We Buy Businesses,

Not Tickers

Investing isn't about charts, predictions, or beating the market month to month. It's about buying fractional ownership in real businesses — and then having the patience to let them work.

Investing is a game of probabilities, not certainties. That's why we always demand a margin of safety: paying a fair price protects against the unexpected and tilts the odds in our favor.

Management That Thinks Like an Owner

Even the best business can be mismanaged. We evaluate leadership on three things: unquestionable integrity, smart capital allocation, and meaningful skin in the game. When managers are owners too, incentives align — and shareholders win alongside them.
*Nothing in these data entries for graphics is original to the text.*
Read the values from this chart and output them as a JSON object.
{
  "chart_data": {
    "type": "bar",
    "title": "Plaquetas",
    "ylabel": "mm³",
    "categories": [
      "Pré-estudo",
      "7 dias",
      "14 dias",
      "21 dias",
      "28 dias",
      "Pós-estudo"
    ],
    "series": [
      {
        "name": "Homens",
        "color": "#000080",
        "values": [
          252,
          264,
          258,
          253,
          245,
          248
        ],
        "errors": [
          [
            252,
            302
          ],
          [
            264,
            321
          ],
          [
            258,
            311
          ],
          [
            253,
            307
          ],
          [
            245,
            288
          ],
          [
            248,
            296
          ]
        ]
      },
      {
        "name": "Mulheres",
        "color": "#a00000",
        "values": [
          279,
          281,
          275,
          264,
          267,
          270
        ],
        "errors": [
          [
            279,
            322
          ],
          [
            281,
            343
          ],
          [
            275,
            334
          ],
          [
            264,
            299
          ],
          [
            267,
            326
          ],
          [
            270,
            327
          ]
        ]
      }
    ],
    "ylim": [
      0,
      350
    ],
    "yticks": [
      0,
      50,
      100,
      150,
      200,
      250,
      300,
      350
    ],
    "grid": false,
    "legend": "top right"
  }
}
Integrity First. Capital Allocated Wisely.

Our Definition of Risk Is Different

Most investors equate risk with volatility. We don't. Price swings are uncomfortable — but discomfort isn't danger. Real risk is the permanent loss of capital. We structure every decision around minimizing that outcome.

Volatility Is Noise. Permanent Loss Is Risk.

Patience Is a Strategy

In a world obsessed with activity, we believe one of the most powerful investment decisions is often to do nothing. Great businesses compound quietly over time. Constant trading interrupts that process and introduces unnecessary cost and error.

We also believe in conviction-weighted concentration. True diversification doesn't require owning dozens of companies — it requires owning the right ones. Over-diversifying into mediocre businesses — what Charlie Munger called "diworsification" — destroys returns rather than protecting them.

Fewer, Better Businesses. More Time. Greater Wealth.

When to Hold Even When the Price Looks High

When a business becomes expensive, the instinct is to sell. But if the competitive moat is intact and the runway for growth remains long, selling can mean trading a great business for cash — and then struggling to find anything better. Sometimes the right answer is to stop watching the price and let compounding do its work.

Trust the Business, Not the Ticker.

We find that there tends to be two main types of investors.

We find that there tends to be two main types of investors.

In the first category, clients want a “smooth ride” with minimal volatility while enjoying most of the returns that market gives. These clients want fewer fluctuations because they are pulling money from their portfolio or possibly just because they know their stomach can’t tolerate a large drawdown.

Solution: We work to build out a very diversified portfolio that closely tracks the market at their desired level of risk.

The second category of clients come to us seeking to maximize their return. These clients have a longer time horizon and excess funds that they don’t need to access for a substantial period of time.

Solution: We invest in a concentrated portfolio of businesses based on the ideas below.

What Makes a Wonderful Business?

Jeff Bezos summarized the qualities to look for in companies in his 2014 Shareholder Letters. We have adopted those ideas and modified them slightly below. We look for companies with four defining qualities:

  1. Durable competitive advantages that generate high returns on invested capital (ROIC) — the kind that competitors can't easily copy or erode

  2. Products and services customers depend on — if it disappeared tomorrow, people would genuinely feel it

  3. Resilience over time — businesses built to withstand disruption, not fall victim to it

  4. A long runway for growth — companies that can reinvest their earnings at high rates for years to come

Strong Moats. Loyal Customers. Long Runways.